Eine Cavallerie, welche ein Lager bezieht, gewährt immer einen interessanten und malerischen Anblick. Der Infanterist stellt, wenn er vom Marsche ermüdet auf dem Lagerplatze ankommt, sein Gewehr in Pyramiden bei Seite und fällt, falls er recht ermüdet ist, oft da nieder, wo er gerade steht, seinen Tornister als Kopfkissen benutzend. Ganz anders verhält es sich mit der Cavallerie. Auf diese harrt immer noch ein Stück Arbeit, wenn sie an Ort und Stelle angekommen ist. Schon die Lagerstätte ist nicht gleichgültig; man bedarf eines passenden Platzes, um die Pferde in Reihen gut stellen zu können; auch soll womöglich Wasser in der Nähe sein. Ist man am Platze und abgesessen, so werden Pfähle geschlagen und durch einen langen Strick mit einander verbunden, um die Pferde anzubinden; es wird abgezäumt und abgesattelt, die Pferde mit wollenen Decken bedeckt, Sattel und Zaum ordentlich zurecht gelegt, ebenso Waffen und Helme, um sie leicht und schnell wieder bei der Hand zu haben, wenn man ihrer bedarf. Ist der Mann recht brav, so putzt er noch sein Pferd ein wenig; dann wird zur Fütterung geblasen und nach dem Habersacke gegriffen, nach dem die Pferde lange schon nach rechts und links sehnsüchtig schauen. Unartige Pferde gibt es auch hie und da, selbst bei der besten Zucht. Sie beißen nach dem Nachbarn, besonders aus Futterneid; dieser erwidert mit Schlagen, es gibt Lärm, und so herrscht reges Leben, das dann endet, wenn alle Pferde gefüttert und getränkt sind. Jetzt erst kann die Mannschaft an sich selbst denken. All das aber geschieht mit Munterkeit, wenn der Marsch nicht außergewöhnlich lange und anstrengend war. Der Cavallerist hat ja nichts während des Marsches zu tragen, er wird vielmehr getragen, während den Infanteristen sein schweres Gepäck oft beinahe zu Boden drückt, wenn der Marsch lange dauert.

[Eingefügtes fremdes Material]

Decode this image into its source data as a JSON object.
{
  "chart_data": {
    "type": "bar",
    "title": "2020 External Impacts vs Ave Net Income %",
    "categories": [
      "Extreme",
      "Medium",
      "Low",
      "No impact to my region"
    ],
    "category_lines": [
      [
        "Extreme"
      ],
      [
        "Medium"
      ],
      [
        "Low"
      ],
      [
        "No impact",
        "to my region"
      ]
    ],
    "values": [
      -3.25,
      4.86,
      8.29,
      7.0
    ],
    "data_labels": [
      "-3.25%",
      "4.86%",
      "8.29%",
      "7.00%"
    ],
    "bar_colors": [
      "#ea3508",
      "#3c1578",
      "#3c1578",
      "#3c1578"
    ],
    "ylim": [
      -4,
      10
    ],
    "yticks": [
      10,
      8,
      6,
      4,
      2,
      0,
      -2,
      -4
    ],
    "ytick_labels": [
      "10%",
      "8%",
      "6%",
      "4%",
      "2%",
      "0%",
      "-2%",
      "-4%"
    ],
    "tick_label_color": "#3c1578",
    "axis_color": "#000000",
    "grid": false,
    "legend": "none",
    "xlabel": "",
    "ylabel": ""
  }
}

Ich sah in späteren Jahren so vielfältig und oft unter den verschiedenartigsten Verhältnissen, bei Regen, Sturm, Hitze und Kälte, bei Tag und Nacht das Beziehen eines Cavallerielagers und immer interessirte es mich; damals aber gewahrte ich es zum erstenmale und zwar von seiner allerschönsten Seite. Der Platz war so günstig, als man ihn nur wünschen konnte, das Wetter herrlich, Mann und Roß von keinem langen Marsche ermüdet, die Leute mit Speise und Trank wohl verpflegt, so daß es zuletzt wahrhaft lustig herging. Um das Ganze vollkommen reizend zu machen, spendete der Vollmond magische Lichtblicke zwischen den dichtbelaubten, alten Linden hindurch auf einzelne Gruppen. Sein blaues Licht bildete einen wundervollen Contrast mit der gelbrothen Beleuchtung der Lagerfeuer, um welche die Soldaten versammelt waren und ihre Suppe kochten; oft war das Laub der Bäume oben vom Monde, unten vom Feuer beleuchtet. Es reihte sich Bild an Bild, ich war bis zur Begeisterung entzückt von allem, was ich hier sah. Gerne hätte ich recht vieles gezeichnet, aber ach! wie arm fühlte ich mich in solchen Augenblicken. Die Zeit rennt so schnell dahin! Die Gegenstände, die wir festhalten möchten, fliehen mit ihr wie Traumbilder vorüber, und am Ende müssen wir uns mit einigen armseligen, unvollkommenen Bleistiftstrichen begnügen, welche um so weniger befriedigen, je mehr wir von dem Gegenstande, welchen wir festhalten wollen, begeistert sind.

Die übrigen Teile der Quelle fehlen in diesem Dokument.